Washington gets away with this because the U.S. Dollar is still the world's reserve currency and we own the printing press. How long can that last?
The first step in solving any problem is acknowledging you have one, and then accurately defining it. Only then can you start looking for real solutions.
Too few Americans are acknowledging that their government has made promises it cannot afford. How bad is it? I have led an effort using accepted, nonpartisan sources such as the Congressional Budget Office that project cumulative deficits could total $100 trillion over the next three decades. To put that number in perspective, it exceeds the net value of all private assets in America.
The federal government is already on an unsustainable debt path, it certainly cannot afford to bail out cities and states. We must put the country's fiscal house in order, not make taxpayers in fiscally responsible states and municipalities subsidize irresponsible ones.
That is why I offered an anti-bailout amendment during the Senate budget debate. Unfortunately, Democrats were not even willing to allow a vote on it. It is also why Sen. David Vitter offered — and I am happy to cosponsor — a bill to put states and cities on notice that federal taxpayers will not provide them a bailout.

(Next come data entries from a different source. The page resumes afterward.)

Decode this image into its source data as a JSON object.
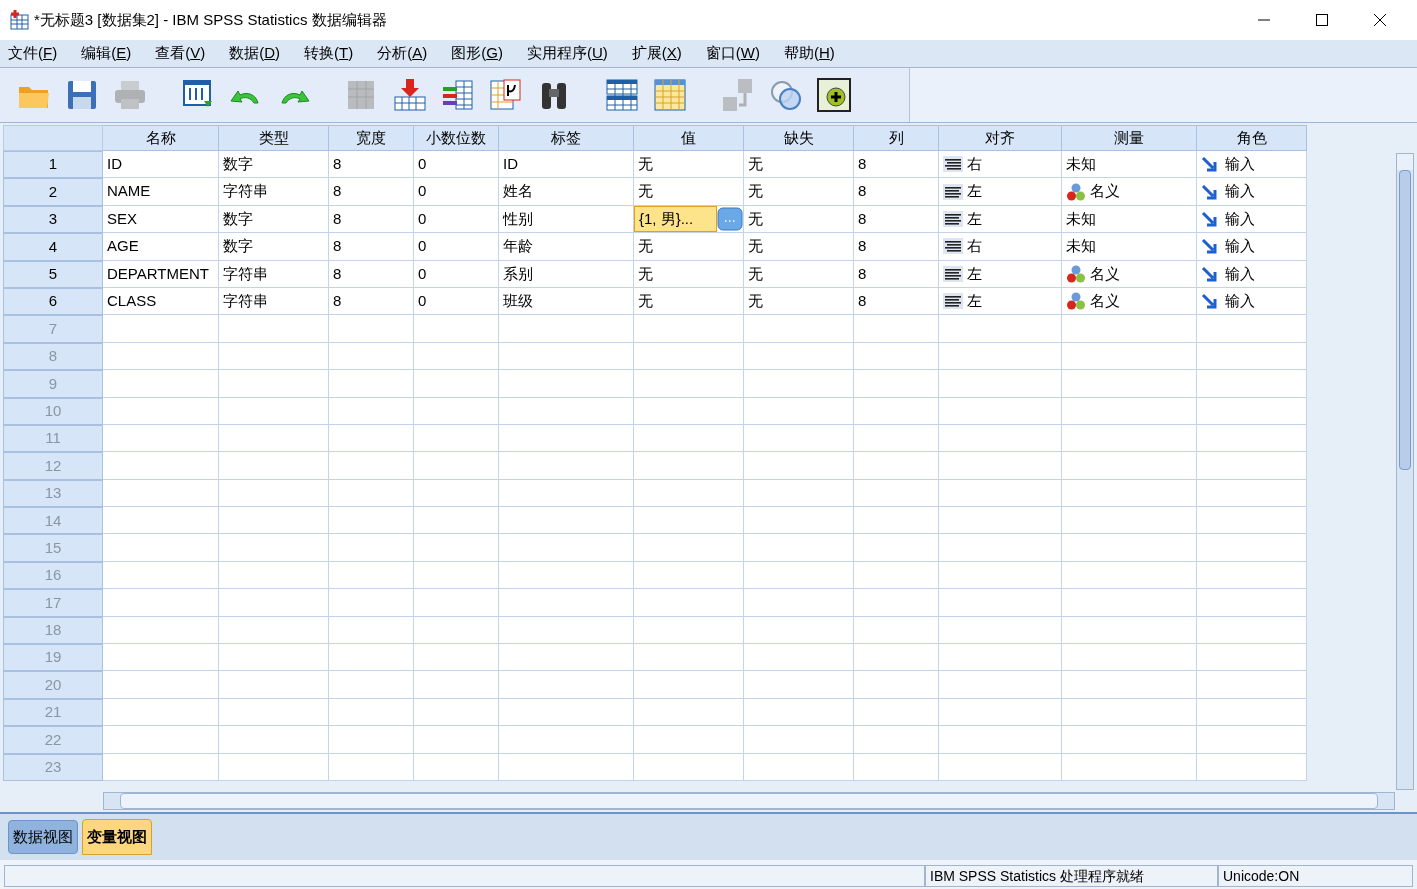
{
  "window": {
    "title": "*无标题3 [数据集2] - IBM SPSS Statistics 数据编辑器"
  },
  "menu": [
    "文件(F)",
    "编辑(E)",
    "查看(V)",
    "数据(D)",
    "转换(T)",
    "分析(A)",
    "图形(G)",
    "实用程序(U)",
    "扩展(X)",
    "窗口(W)",
    "帮助(H)"
  ],
  "toolbar": [
    {
      "kind": "open",
      "disabled": false
    },
    {
      "kind": "save",
      "disabled": false
    },
    {
      "kind": "print",
      "disabled": true
    },
    {
      "kind": "sep"
    },
    {
      "kind": "recall",
      "disabled": false
    },
    {
      "kind": "undo",
      "disabled": false
    },
    {
      "kind": "redo",
      "disabled": false
    },
    {
      "kind": "sep"
    },
    {
      "kind": "goto",
      "disabled": true
    },
    {
      "kind": "insertcase",
      "disabled": false
    },
    {
      "kind": "insertvar",
      "disabled": false
    },
    {
      "kind": "varinfo",
      "disabled": false
    },
    {
      "kind": "find",
      "disabled": false
    },
    {
      "kind": "sep"
    },
    {
      "kind": "split",
      "disabled": false
    },
    {
      "kind": "select",
      "disabled": false
    },
    {
      "kind": "sep"
    },
    {
      "kind": "labels",
      "disabled": true
    },
    {
      "kind": "sets",
      "disabled": false
    },
    {
      "kind": "addon",
      "disabled": false
    }
  ],
  "table": {
    "columns": [
      "名称",
      "类型",
      "宽度",
      "小数位数",
      "标签",
      "值",
      "缺失",
      "列",
      "对齐",
      "测量",
      "角色"
    ],
    "rows": [
      {
        "number": "1",
        "cells": [
          "ID",
          "数字",
          "8",
          "0",
          "ID",
          "无",
          "无",
          "8"
        ],
        "align": {
          "kind": "right",
          "text": "右"
        },
        "measure": {
          "kind": "unknown",
          "text": "未知"
        },
        "role": "输入",
        "selected_value": false
      },
      {
        "number": "2",
        "cells": [
          "NAME",
          "字符串",
          "8",
          "0",
          "姓名",
          "无",
          "无",
          "8"
        ],
        "align": {
          "kind": "left",
          "text": "左"
        },
        "measure": {
          "kind": "nominal",
          "text": "名义"
        },
        "role": "输入",
        "selected_value": false
      },
      {
        "number": "3",
        "cells": [
          "SEX",
          "数字",
          "8",
          "0",
          "性别",
          "{1, 男}...",
          "无",
          "8"
        ],
        "align": {
          "kind": "left",
          "text": "左"
        },
        "measure": {
          "kind": "unknown",
          "text": "未知"
        },
        "role": "输入",
        "selected_value": true
      },
      {
        "number": "4",
        "cells": [
          "AGE",
          "数字",
          "8",
          "0",
          "年龄",
          "无",
          "无",
          "8"
        ],
        "align": {
          "kind": "right",
          "text": "右"
        },
        "measure": {
          "kind": "unknown",
          "text": "未知"
        },
        "role": "输入",
        "selected_value": false
      },
      {
        "number": "5",
        "cells": [
          "DEPARTMENT",
          "字符串",
          "8",
          "0",
          "系别",
          "无",
          "无",
          "8"
        ],
        "align": {
          "kind": "left",
          "text": "左"
        },
        "measure": {
          "kind": "nominal",
          "text": "名义"
        },
        "role": "输入",
        "selected_value": false
      },
      {
        "number": "6",
        "cells": [
          "CLASS",
          "字符串",
          "8",
          "0",
          "班级",
          "无",
          "无",
          "8"
        ],
        "align": {
          "kind": "left",
          "text": "左"
        },
        "measure": {
          "kind": "nominal",
          "text": "名义"
        },
        "role": "输入",
        "selected_value": false
      }
    ],
    "empty_rows": [
      "7",
      "8",
      "9",
      "10",
      "11",
      "12",
      "13",
      "14",
      "15",
      "16",
      "17",
      "18",
      "19",
      "20",
      "21",
      "22",
      "23"
    ]
  },
  "view_tabs": [
    {
      "label": "数据视图",
      "selected": false
    },
    {
      "label": "变量视图",
      "selected": true
    }
  ],
  "status_bar": {
    "processor": "IBM SPSS Statistics 处理程序就绪",
    "unicode": "Unicode:ON"
  }
}
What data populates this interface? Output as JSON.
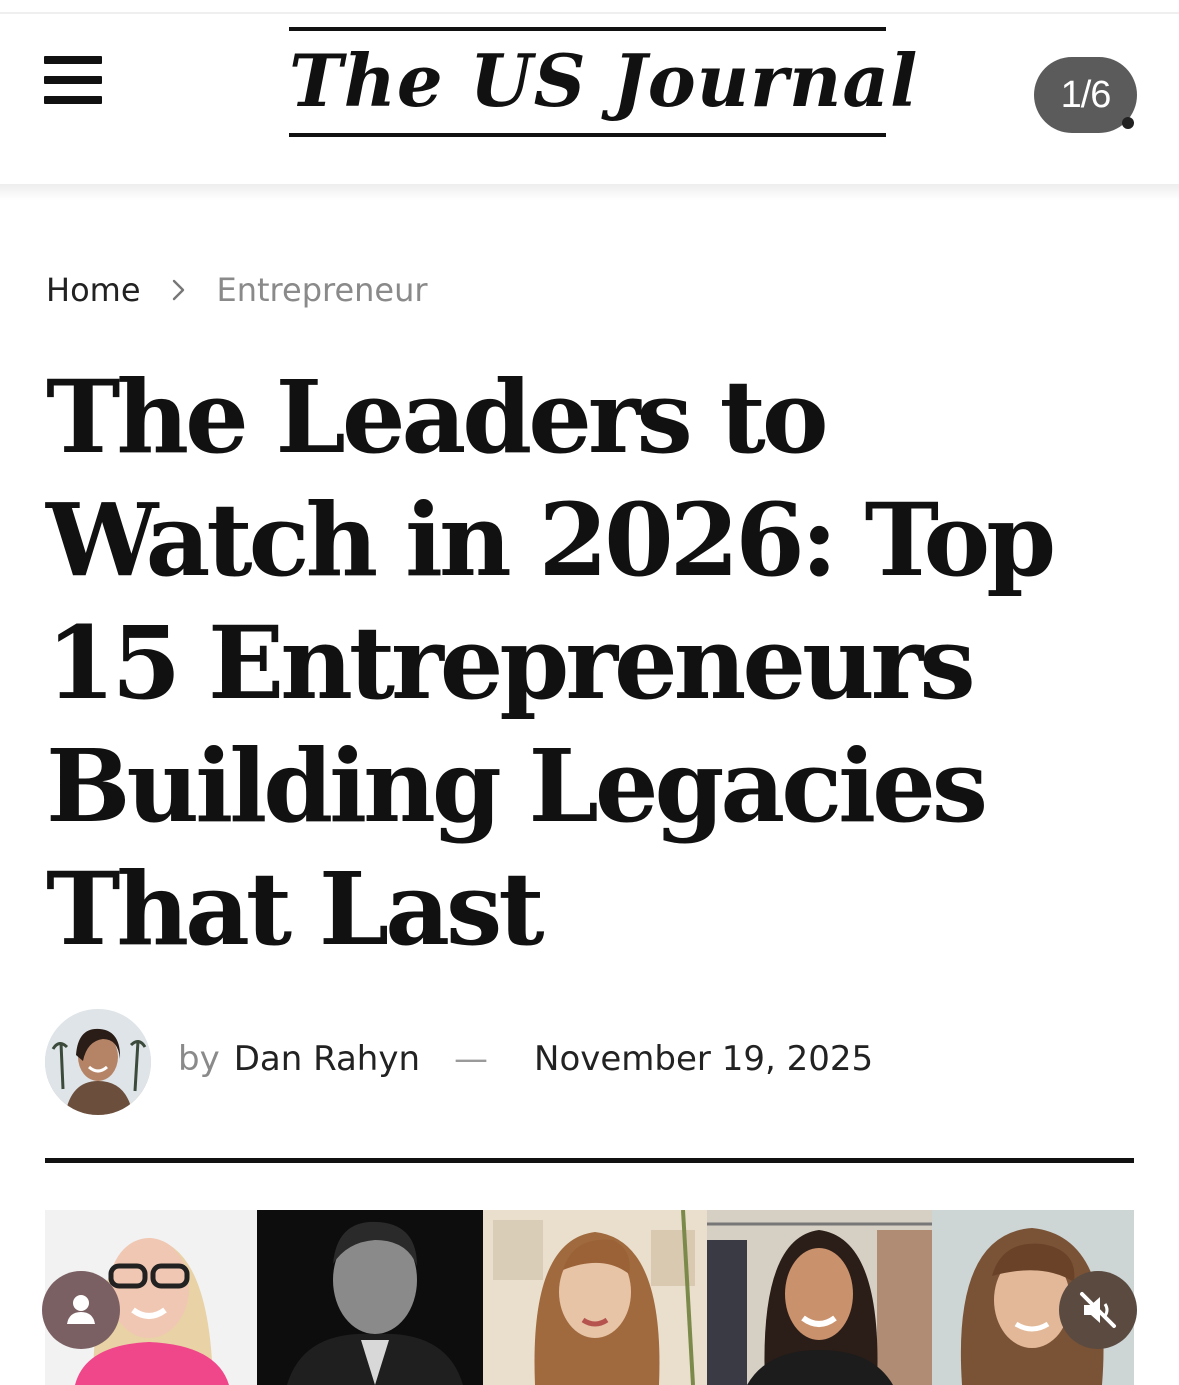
{
  "header": {
    "logo_text": "The US Journal",
    "page_counter": "1/6"
  },
  "breadcrumb": {
    "home": "Home",
    "current": "Entrepreneur"
  },
  "article": {
    "title": "The Leaders to Watch in 2026: Top 15 Entrepreneurs Building Legacies That Last",
    "by_label": "by",
    "author": "Dan Rahyn",
    "separator": "—",
    "date": "November 19, 2025"
  },
  "icons": {
    "menu": "hamburger-menu-icon",
    "breadcrumb_separator": "chevron-right-icon",
    "user": "user-icon",
    "mute": "speaker-muted-icon"
  },
  "colors": {
    "badge_bg": "#5b5b5b",
    "muted_text": "#8a8a8a",
    "user_fab": "#7a5f63",
    "mute_fab": "#5a4a40"
  }
}
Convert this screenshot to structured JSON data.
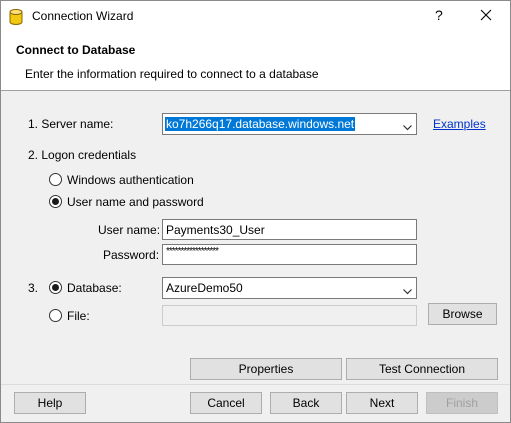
{
  "window": {
    "title": "Connection Wizard",
    "help_glyph": "?",
    "icons": {
      "app": "database-icon",
      "close": "close-icon"
    }
  },
  "header": {
    "title": "Connect to Database",
    "subtitle": "Enter the information required to connect to a database"
  },
  "server": {
    "label": "1. Server name:",
    "value": "ko7h266q17.database.windows.net",
    "examples_link": "Examples"
  },
  "logon": {
    "label": "2. Logon credentials",
    "windows_auth": "Windows authentication",
    "user_pass": "User name and password",
    "selected": "user_pass",
    "username_label": "User name:",
    "username_value": "Payments30_User",
    "password_label": "Password:",
    "password_value": "******************"
  },
  "database": {
    "step": "3.",
    "database_label": "Database:",
    "database_value": "AzureDemo50",
    "file_label": "File:",
    "file_value": "",
    "browse_button": "Browse",
    "selected": "database"
  },
  "actions": {
    "properties": "Properties",
    "test_connection": "Test Connection"
  },
  "footer": {
    "help": "Help",
    "cancel": "Cancel",
    "back": "Back",
    "next": "Next",
    "finish": "Finish"
  }
}
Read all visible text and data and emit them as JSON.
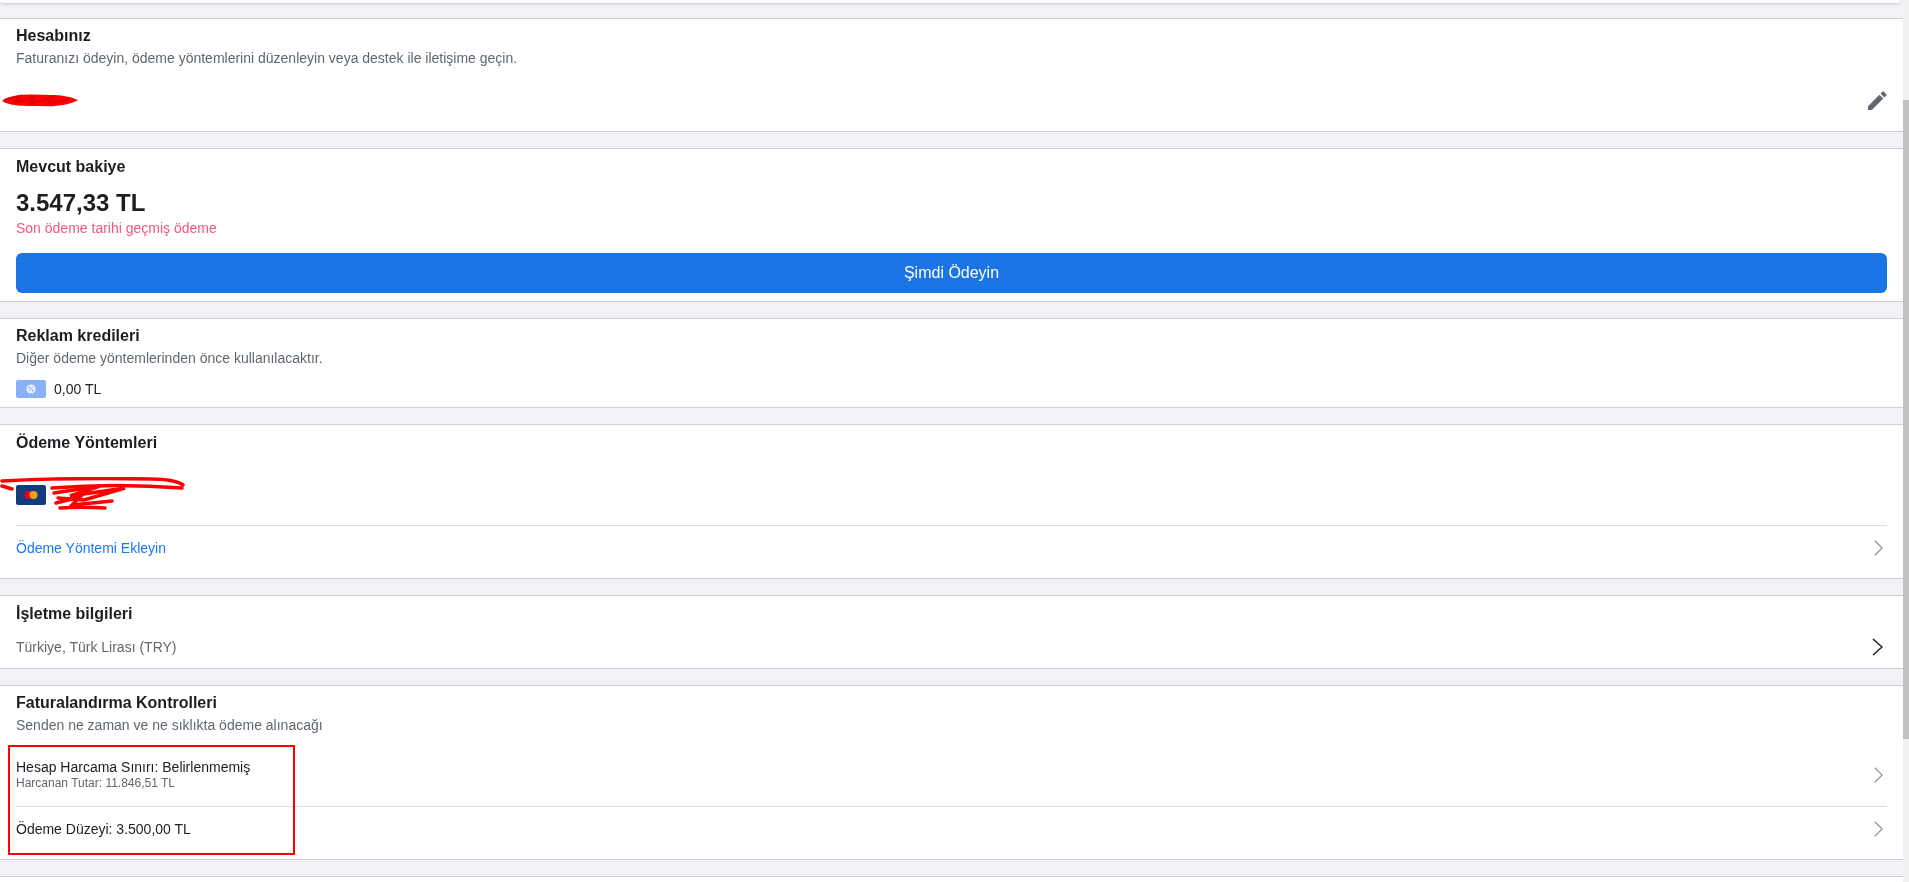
{
  "account": {
    "title": "Hesabınız",
    "subtitle": "Faturanızı ödeyin, ödeme yöntemlerini düzenleyin veya destek ile iletişime geçin.",
    "name_redacted": true
  },
  "balance": {
    "title": "Mevcut bakiye",
    "amount": "3.547,33 TL",
    "status": "Son ödeme tarihi geçmiş ödeme",
    "button": "Şimdi Ödeyin"
  },
  "ad_credits": {
    "title": "Reklam kredileri",
    "subtitle": "Diğer ödeme yöntemlerinden önce kullanılacaktır.",
    "amount": "0,00 TL"
  },
  "payment_methods": {
    "title": "Ödeme Yöntemleri",
    "cards": [
      {
        "redacted": true
      }
    ],
    "add_link": "Ödeme Yöntemi Ekleyin"
  },
  "business_info": {
    "title": "İşletme bilgileri",
    "value": "Türkiye, Türk Lirası (TRY)"
  },
  "billing_controls": {
    "title": "Faturalandırma Kontrolleri",
    "subtitle": "Senden ne zaman ve ne sıklıkta ödeme alınacağı",
    "highlighted": true,
    "rows": [
      {
        "label": "Hesap Harcama Sınırı: Belirlenmemiş",
        "detail": "Harcanan Tutar: 11.846,51 TL"
      },
      {
        "label": "Ödeme Düzeyi: 3.500,00 TL"
      }
    ]
  }
}
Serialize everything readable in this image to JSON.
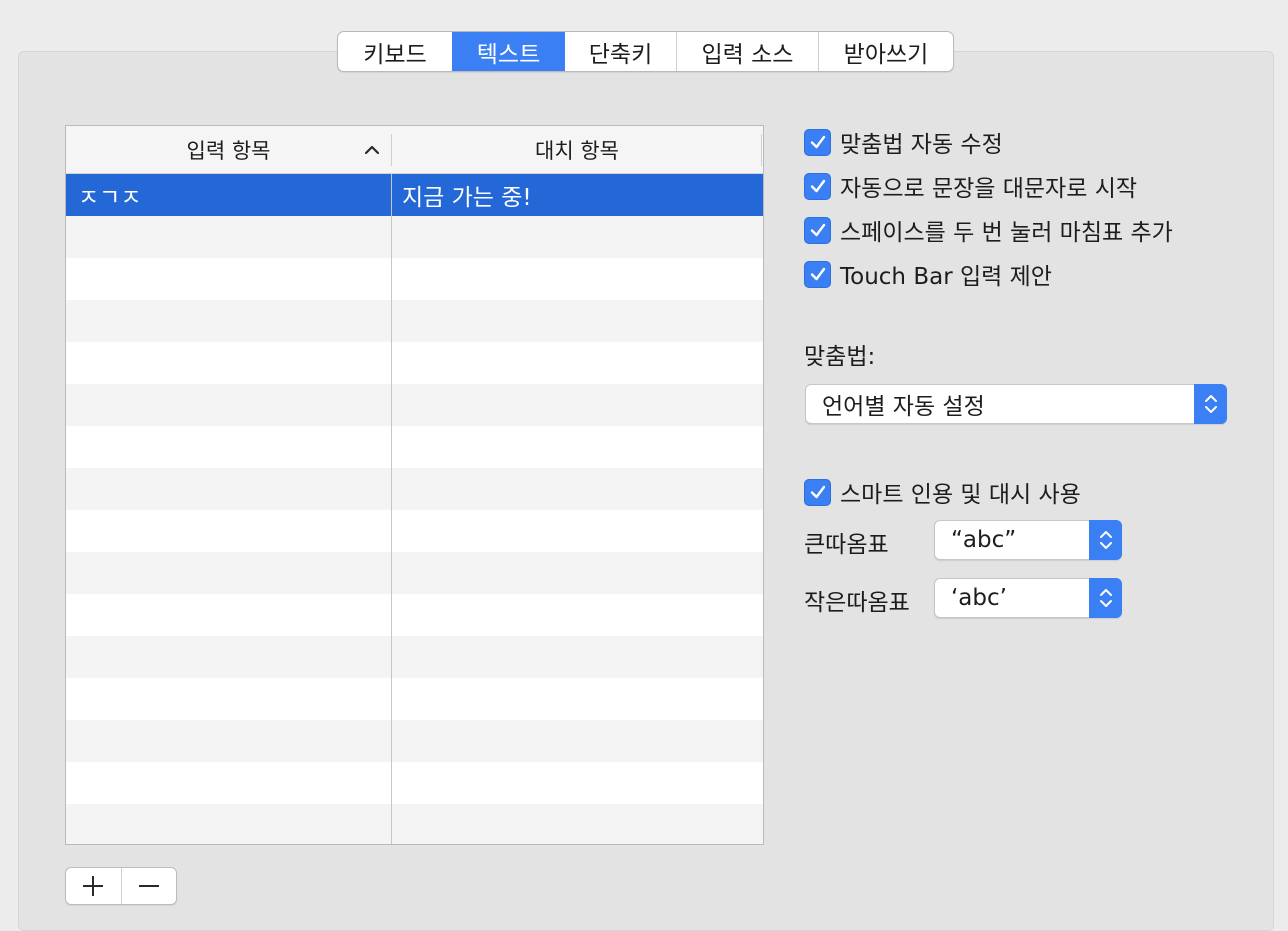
{
  "tabs": [
    {
      "label": "키보드",
      "active": false
    },
    {
      "label": "텍스트",
      "active": true
    },
    {
      "label": "단축키",
      "active": false
    },
    {
      "label": "입력 소스",
      "active": false
    },
    {
      "label": "받아쓰기",
      "active": false
    }
  ],
  "table": {
    "col1_header": "입력 항목",
    "col2_header": "대치 항목",
    "rows": [
      {
        "replace": "ㅈㄱㅈ",
        "with": "지금 가는 중!",
        "selected": true
      }
    ]
  },
  "buttons": {
    "add": "+",
    "remove": "−"
  },
  "options": {
    "autocorrect": {
      "label": "맞춤법 자동 수정",
      "checked": true
    },
    "capitalize": {
      "label": "자동으로 문장을 대문자로 시작",
      "checked": true
    },
    "period": {
      "label": "스페이스를 두 번 눌러 마침표 추가",
      "checked": true
    },
    "touchbar": {
      "label": "Touch Bar 입력 제안",
      "checked": true
    },
    "smart_quotes": {
      "label": "스마트 인용 및 대시 사용",
      "checked": true
    }
  },
  "spelling": {
    "label": "맞춤법:",
    "value": "언어별 자동 설정"
  },
  "double_quotes": {
    "label": "큰따옴표",
    "value": "“abc”"
  },
  "single_quotes": {
    "label": "작은따옴표",
    "value": "‘abc’"
  },
  "colors": {
    "accent": "#3a7ff3",
    "selection": "#2468d8"
  }
}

Detroit's emergency manager does cite "economic headwinds," as a contributing factor to his city's problems. But it's striking that he puts most of the blame for the city's bankruptcy on mismanagement that has continued practically to the present day -- long after it was obvious Detroit needed to change.
Detroit isn't the only place that has ignored reality. Governments at all levels are flirting with bankruptcy. Unless Congress says no to bailouts, municipalities and states will continue their profligate spending, fully expecting the federal government to ride to the rescue. This would only hasten the day of reckoning for our nation's finances. Now is the time to prevent that from happening.
Ron Johnson is a Republican senator from Wisconsin.